Combination of three documents of different complexity in the assessment of inventive step www.lexology.com 15/12/2025
Resumo do caso T 412/23 (Inventive step e combinação de múltiplos documentos)
No caso T 412/23, a Câmara de Recurso do EPO tratou de como deve ser feita a avaliação da atividade inventiva quando se invocam três documentos do estado da técnica. A decisão estabeleceu que essa análise não pode ser feita “de uma só vez”, mas sim em etapas sucessivas, avaliando-se a plausibilidade técnica de cada combinação intermediária.
Contexto do processo
O patente europeu nº 09753877.1 foi integralmente impugnado por oposição com base, entre outros fundamentos, em falta de caráter técnico, falta de atividade inventiva e insuficiência descritiva (arts. 52, 56, 83 e 100 EPC).
A Divisão de Oposição rejeitou a oposição, entendendo que a reivindicação 1 era nova e inventiva. O oponente recorreu dessa decisão.

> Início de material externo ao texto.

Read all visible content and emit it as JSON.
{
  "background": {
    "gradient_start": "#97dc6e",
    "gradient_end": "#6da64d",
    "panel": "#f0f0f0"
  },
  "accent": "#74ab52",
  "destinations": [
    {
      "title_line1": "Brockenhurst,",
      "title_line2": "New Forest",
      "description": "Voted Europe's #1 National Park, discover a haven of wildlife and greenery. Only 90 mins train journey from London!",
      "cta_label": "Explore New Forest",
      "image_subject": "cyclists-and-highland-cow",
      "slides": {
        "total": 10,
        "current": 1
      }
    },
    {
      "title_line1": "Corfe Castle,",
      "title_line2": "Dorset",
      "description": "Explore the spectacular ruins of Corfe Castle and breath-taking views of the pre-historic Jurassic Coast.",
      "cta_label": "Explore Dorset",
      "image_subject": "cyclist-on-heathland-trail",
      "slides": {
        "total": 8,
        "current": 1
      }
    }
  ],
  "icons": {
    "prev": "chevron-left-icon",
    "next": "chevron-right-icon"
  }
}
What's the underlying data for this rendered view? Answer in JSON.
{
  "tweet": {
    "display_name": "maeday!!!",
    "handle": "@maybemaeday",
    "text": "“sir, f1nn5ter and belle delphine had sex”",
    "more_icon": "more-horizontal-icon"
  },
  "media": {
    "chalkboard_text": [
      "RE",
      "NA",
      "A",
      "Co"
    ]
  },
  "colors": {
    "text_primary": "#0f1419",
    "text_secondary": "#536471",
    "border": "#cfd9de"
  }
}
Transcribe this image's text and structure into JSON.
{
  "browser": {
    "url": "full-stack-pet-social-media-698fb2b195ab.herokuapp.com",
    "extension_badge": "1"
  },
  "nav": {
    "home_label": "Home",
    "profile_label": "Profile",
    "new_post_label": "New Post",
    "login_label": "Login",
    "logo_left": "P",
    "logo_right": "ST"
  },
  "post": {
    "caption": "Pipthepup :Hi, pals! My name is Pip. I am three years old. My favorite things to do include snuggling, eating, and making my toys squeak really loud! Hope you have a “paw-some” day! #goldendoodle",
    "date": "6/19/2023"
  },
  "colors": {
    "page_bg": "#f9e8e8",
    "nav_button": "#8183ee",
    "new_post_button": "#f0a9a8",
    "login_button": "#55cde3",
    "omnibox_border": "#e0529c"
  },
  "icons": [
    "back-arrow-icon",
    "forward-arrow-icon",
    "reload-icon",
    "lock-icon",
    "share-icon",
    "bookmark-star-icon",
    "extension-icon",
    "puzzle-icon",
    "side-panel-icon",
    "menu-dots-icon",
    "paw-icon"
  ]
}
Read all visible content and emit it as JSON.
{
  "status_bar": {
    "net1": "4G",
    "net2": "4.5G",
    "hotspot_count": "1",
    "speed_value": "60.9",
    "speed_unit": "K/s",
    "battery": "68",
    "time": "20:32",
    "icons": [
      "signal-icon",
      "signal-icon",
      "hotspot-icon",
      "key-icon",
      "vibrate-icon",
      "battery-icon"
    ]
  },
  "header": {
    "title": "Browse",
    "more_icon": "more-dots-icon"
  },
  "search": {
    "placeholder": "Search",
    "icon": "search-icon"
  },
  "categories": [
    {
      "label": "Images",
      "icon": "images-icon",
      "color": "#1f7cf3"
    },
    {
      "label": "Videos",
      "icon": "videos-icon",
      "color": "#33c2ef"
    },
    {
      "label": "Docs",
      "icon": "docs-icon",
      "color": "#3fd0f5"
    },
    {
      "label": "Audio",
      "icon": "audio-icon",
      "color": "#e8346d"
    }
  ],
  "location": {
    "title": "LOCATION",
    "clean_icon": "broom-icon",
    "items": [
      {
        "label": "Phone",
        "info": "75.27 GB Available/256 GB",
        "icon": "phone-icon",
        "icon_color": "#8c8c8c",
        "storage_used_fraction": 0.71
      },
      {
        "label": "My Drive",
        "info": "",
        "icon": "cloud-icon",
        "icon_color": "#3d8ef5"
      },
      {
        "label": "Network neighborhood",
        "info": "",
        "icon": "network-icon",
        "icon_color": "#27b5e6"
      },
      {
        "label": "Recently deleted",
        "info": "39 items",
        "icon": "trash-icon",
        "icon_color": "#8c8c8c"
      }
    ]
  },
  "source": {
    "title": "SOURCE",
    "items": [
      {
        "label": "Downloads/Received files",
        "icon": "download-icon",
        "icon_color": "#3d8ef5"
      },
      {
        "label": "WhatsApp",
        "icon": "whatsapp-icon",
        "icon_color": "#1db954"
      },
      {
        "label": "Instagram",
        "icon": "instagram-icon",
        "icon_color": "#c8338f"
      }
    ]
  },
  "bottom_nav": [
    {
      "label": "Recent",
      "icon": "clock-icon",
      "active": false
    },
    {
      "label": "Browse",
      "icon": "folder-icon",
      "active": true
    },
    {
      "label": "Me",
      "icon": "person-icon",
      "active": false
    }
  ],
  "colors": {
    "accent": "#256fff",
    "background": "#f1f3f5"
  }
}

Questão central em apelação
Ambas as partes concordaram que o documento E0 constituía o estado da técnica mais próximo. A Câmara constatou que E0 não divulgava duas características da reivindicação 1 (características (a) e (b)).
O ponto de divergência foi:
- Oponente (A): as características (a) e (b) resolviam problemas parciais independentes e poderiam ser obtidas pela combinação de E0 + E00 + E15.
- Titular (P): as características tinham efeito sinérgico, não sendo possível fracionar o problema técnico, e a combinação tríplice não seria óbvia.
A argumentou que E15 revelava as características (b) e E00 (a), que a pessoa qualificada combinaria o ensino de E0, E00 e E15 e que, portanto, o objeto da reivindicação 1 carecia da fase inventiva sob o Art. 56 EPC. A argumentou que E15 revelava a característica (b) em um contexto muito geral, independentemente das incorporações específicas e complexas de E15, e que E00 discutia a característica (a) no mesmo contexto amplo que E0. Portanto, a pessoa qualificada combinaria o ensino dos três documentos, em particular porque todos os três documentos foram discutidos em estreita relação entre si na patente oposta e refletiam o conhecimento geral comum da pessoa qualificada.
A Câmara concordou com o titular, entendendo que as características eram funcionalmente relacionadas, afastando a abordagem de problemas parciais.
Entendimento da Câmara sobre a combinação de documentos
A Câmara rejeitou a tese do oponente de que o perito combinaria diretamente E0, E00 e E15. Fixou-se o seguinte princípio:
- A combinação de três documentos deve ser feita em passos sucessivos, e não de forma imediata.
- Primeiro, deve-se analisar se o perito combinaria o estado da técnica mais próximo (E0) com um dos outros documentos.
- Somente depois disso se examina se o perito ainda teria motivos técnicos para combinar o resultado dessa primeira combinação com o terceiro documento.
Essa análise deve levar em conta:
- o contexto técnico inicial, e
- a complexidade e o enquadramento técnico específico de cada documento.
Diferenças de complexidade
A Câmara destacou diferenças relevantes:
- E15: método complexo, envolvendo processamento avançado de imagens.
- E0 e E00: métodos baseados em exame visual humano.
- E00: método mais simples (uma propriedade visual, um único ângulo).
- E0: método visual mais sofisticado que E00.
Essas diferenças tornavam implausível que o perito transitasse sucessivamente entre soluções mais simples e mais complexas sem indicação clara no estado da técnica.
Conclusão
A Câmara concluiu que:
- o perito no máximo combinaria E0 com E00 ou com E15,
- mas não prosseguiria para combinar o resultado com o terceiro documento,
- por ausência de indicações (pointers) e pelas diferenças de complexidade técnica.
Assim, a invenção não era óbvia e envolvia atividade inventiva nos termos do art. 56 EPC.
Decisão
A Câmara decidiu que os fundamentos de oposição com base nos arts. 100(a) e (b) EPC não prejudicam a manutenção da patente como concedida, sendo a oposição definitivamente rejeitada.